The latest patent-based beast to raise our eyebrows is something called the Sony EyePad, which is kinda sorta part tablet, part augmented reality console accessory.
Loving the cheeky name, though EyePad is more of a nod to – or continuation of – Sony’s EyeToy and EyePet themes, as opposed to a dig at the iPad.
How does it work? Well, the interesting thing is the presence of little cameras in the corners of the display, used to detect movement. As such, users could potentially interact with gestures above - as opposed to on - the display.
I’ll hand you over to the patent submission for a more technical explanation. This particular excerpt describes interacting with an EyePet, something that has our Jan all hot and bothered. Ready? Go:
“The depth maps from the two stereoscopic cameras describe the location of points on the surface of the user's index finger within the common volume, and hence it is possible to calculate whether those surface points coincide with the surface model of the virtual EyePet.

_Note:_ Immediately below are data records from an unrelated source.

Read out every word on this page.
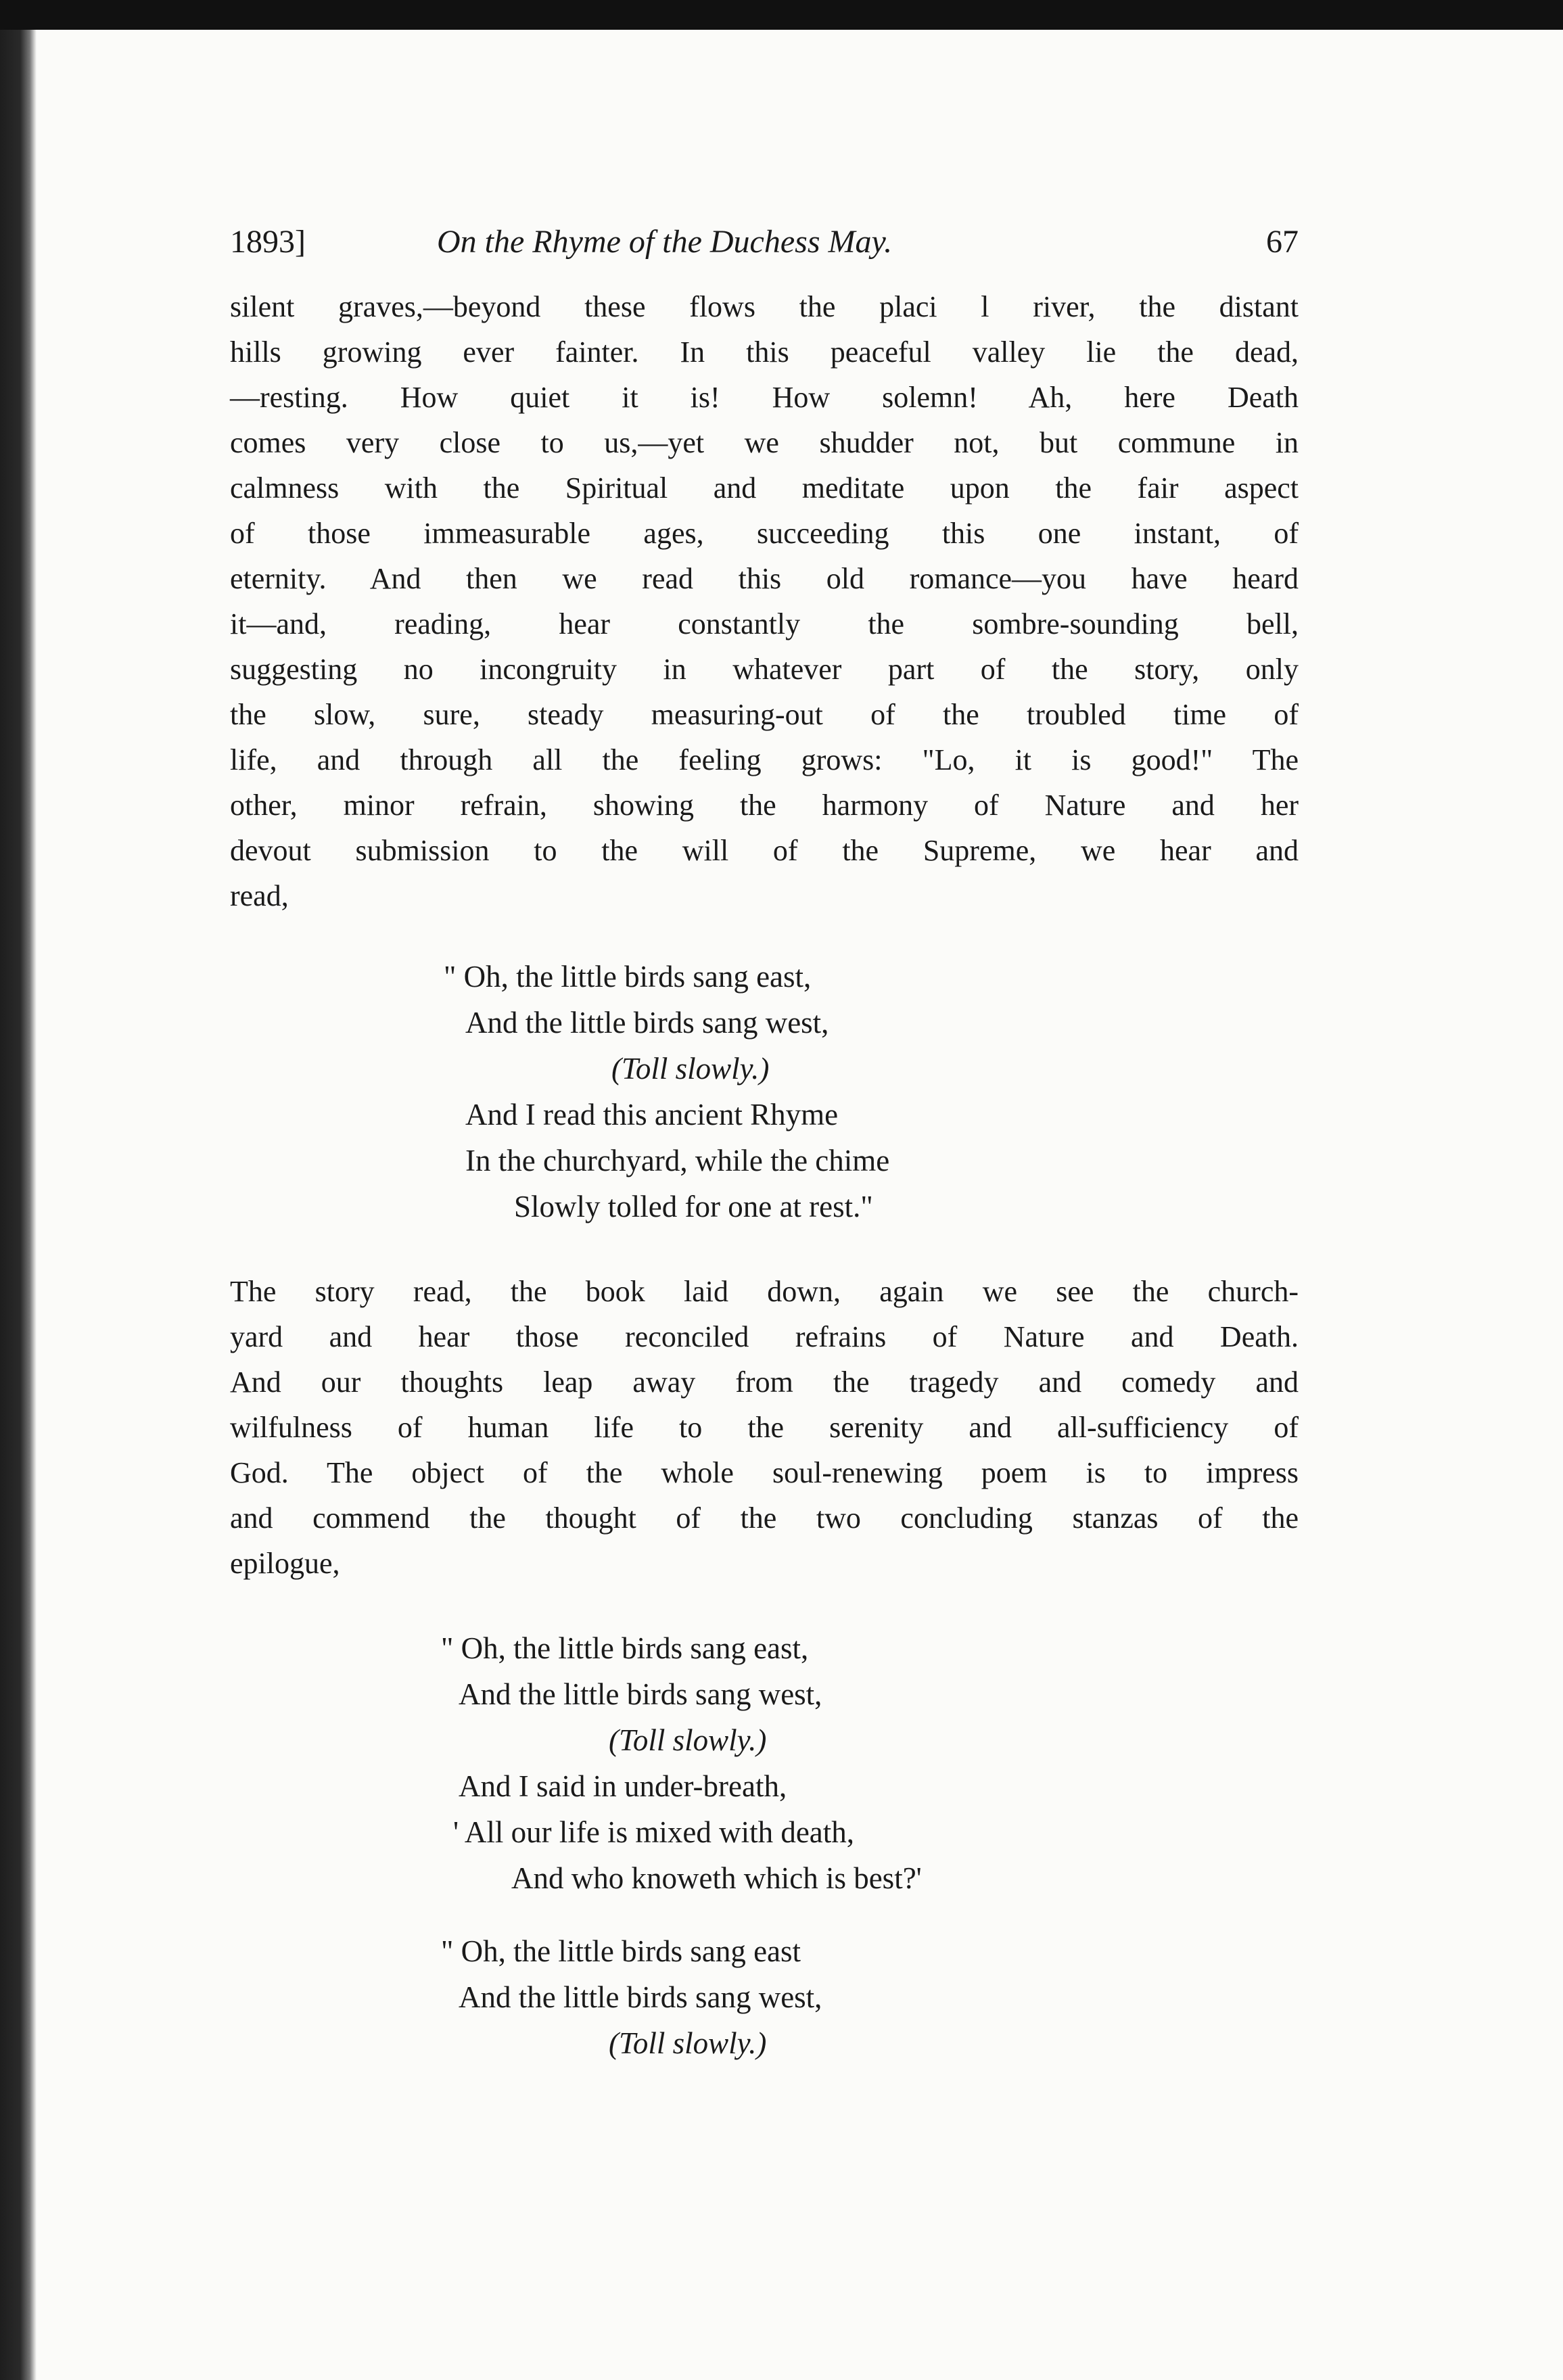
1893]	On the Rhyme of the Duchess May.	67

silent graves,—beyond these flows the placi l river, the distant
hills growing ever fainter. In this peaceful valley lie the dead,
—resting. How quiet it is! How solemn! Ah, here Death
comes very close to us,—yet we shudder not, but commune in
calmness with the Spiritual and meditate upon the fair aspect
of those immeasurable ages, succeeding this one instant, of
eternity. And then we read this old romance—you have heard
it—and, reading, hear constantly the sombre-sounding bell,
suggesting no incongruity in whatever part of the story, only
the slow, sure, steady measuring-out of the troubled time of
life, and through all the feeling grows: "Lo, it is good!" The
other, minor refrain, showing the harmony of Nature and her
devout submission to the will of the Supreme, we hear and
read,

" Oh, the little birds sang east,
And the little birds sang west,
(Toll slowly.)
And I read this ancient Rhyme
In the churchyard, while the chime
Slowly tolled for one at rest."

The story read, the book laid down, again we see the church-
yard and hear those reconciled refrains of Nature and Death.
And our thoughts leap away from the tragedy and comedy and
wilfulness of human life to the serenity and all-sufficiency of
God. The object of the whole soul-renewing poem is to impress
and commend the thought of the two concluding stanzas of the
epilogue,

" Oh, the little birds sang east,
And the little birds sang west,
(Toll slowly.)
And I said in under-breath,
' All our life is mixed with death,
And who knoweth which is best?'
" Oh, the little birds sang east
And the little birds sang west,
(Toll slowly.)
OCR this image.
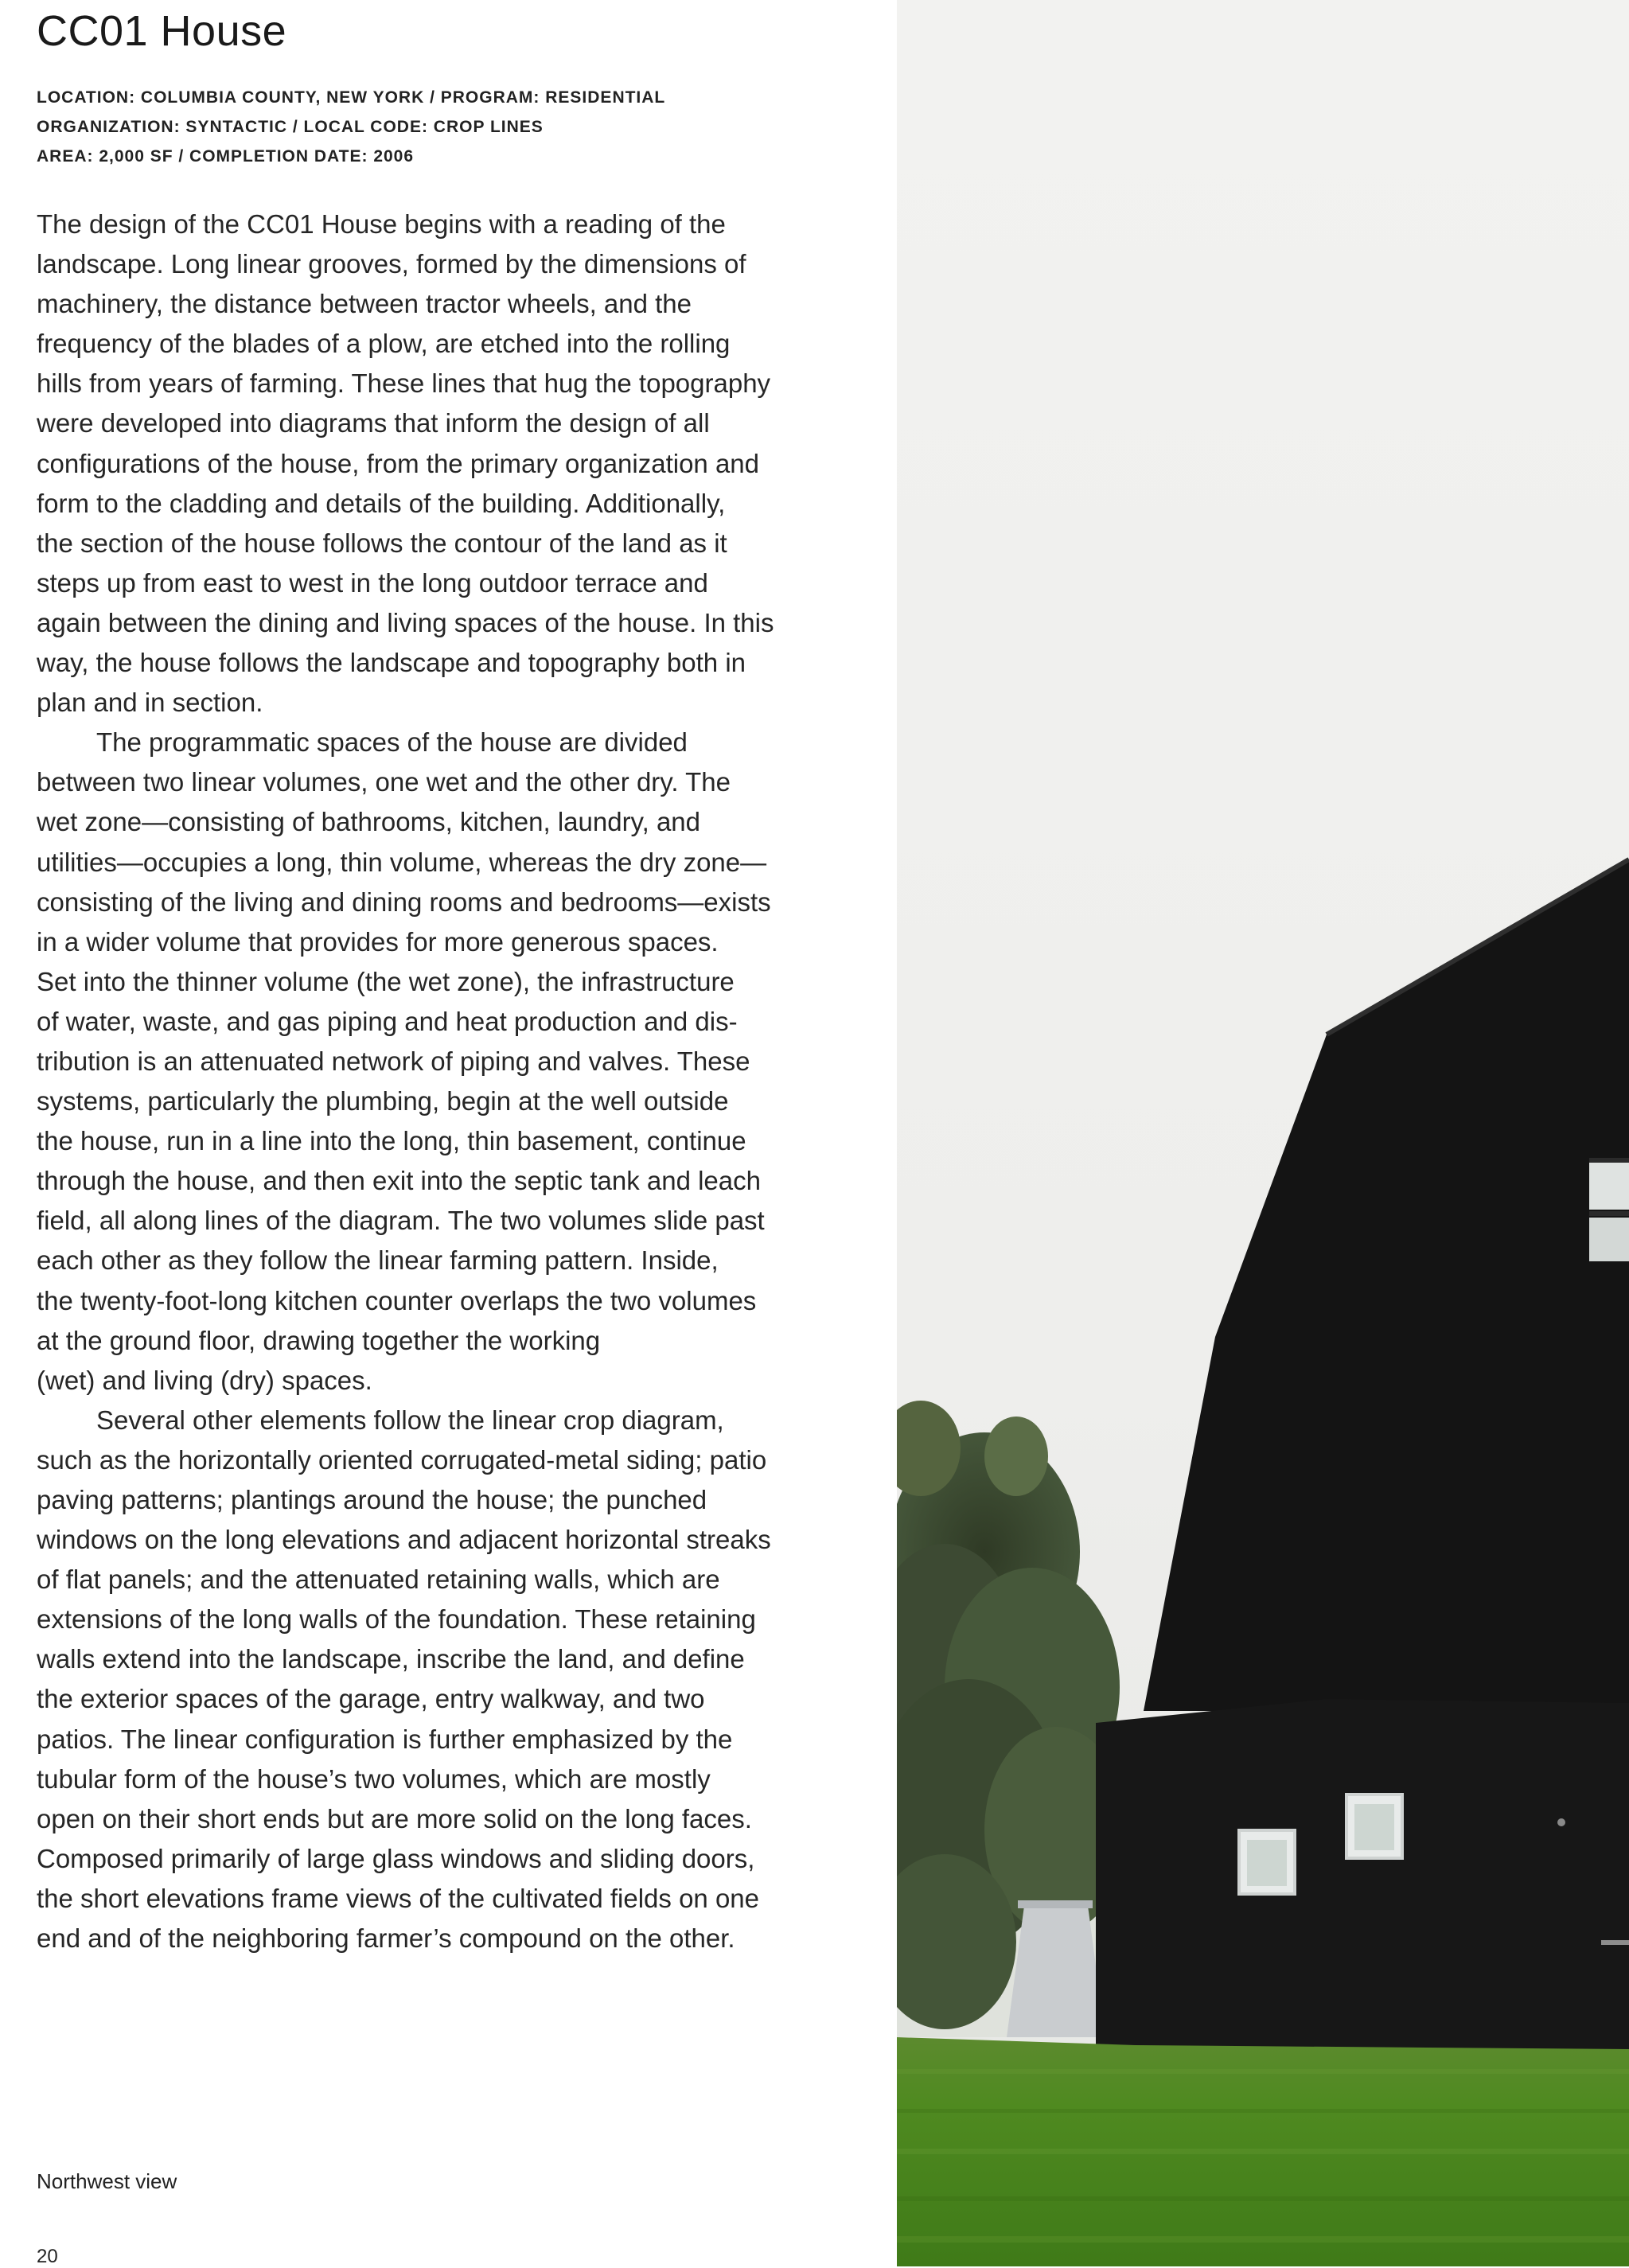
CC01 House
LOCATION: COLUMBIA COUNTY, NEW YORK / PROGRAM: RESIDENTIAL
ORGANIZATION: SYNTACTIC / LOCAL CODE: CROP LINES
AREA: 2,000 SF / COMPLETION DATE: 2006

The design of the CC01 House begins with a reading of the
landscape. Long linear grooves, formed by the dimensions of
machinery, the distance between tractor wheels, and the
frequency of the blades of a plow, are etched into the rolling
hills from years of farming. These lines that hug the topography
were developed into diagrams that inform the design of all
configurations of the house, from the primary organization and
form to the cladding and details of the building. Additionally,
the section of the house follows the contour of the land as it
steps up from east to west in the long outdoor terrace and
again between the dining and living spaces of the house. In this
way, the house follows the landscape and topography both in
plan and in section.

The programmatic spaces of the house are divided
between two linear volumes, one wet and the other dry. The
wet zone—consisting of bathrooms, kitchen, laundry, and
utilities—occupies a long, thin volume, whereas the dry zone—
consisting of the living and dining rooms and bedrooms—exists
in a wider volume that provides for more generous spaces.
Set into the thinner volume (the wet zone), the infrastructure
of water, waste, and gas piping and heat production and dis-
tribution is an attenuated network of piping and valves. These
systems, particularly the plumbing, begin at the well outside
the house, run in a line into the long, thin basement, continue
through the house, and then exit into the septic tank and leach
field, all along lines of the diagram. The two volumes slide past
each other as they follow the linear farming pattern. Inside,
the twenty-foot-long kitchen counter overlaps the two volumes
at the ground floor, drawing together the working
(wet) and living (dry) spaces.

Several other elements follow the linear crop diagram,
such as the horizontally oriented corrugated-metal siding; patio
paving patterns; plantings around the house; the punched
windows on the long elevations and adjacent horizontal streaks
of flat panels; and the attenuated retaining walls, which are
extensions of the long walls of the foundation. These retaining
walls extend into the landscape, inscribe the land, and define
the exterior spaces of the garage, entry walkway, and two
patios. The linear configuration is further emphasized by the
tubular form of the house’s two volumes, which are mostly
open on their short ends but are more solid on the long faces.
Composed primarily of large glass windows and sliding doors,
the short elevations frame views of the cultivated fields on one
end and of the neighboring farmer’s compound on the other.

Northwest view

20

“This gives the user the precision to stroke the EyePet's ear, tap its nose, tickle its tummy, or otherwise interact with it in very specific ways, and moreover to do so for whatever arbitrary position or orientation they are holding the EyePad in.”
Incidentally, Sony is expected to launch the PlayStation 4 later today. Er, if it hasn’t already. I’m writing this from the past, like some sort of 1pm-based ghost.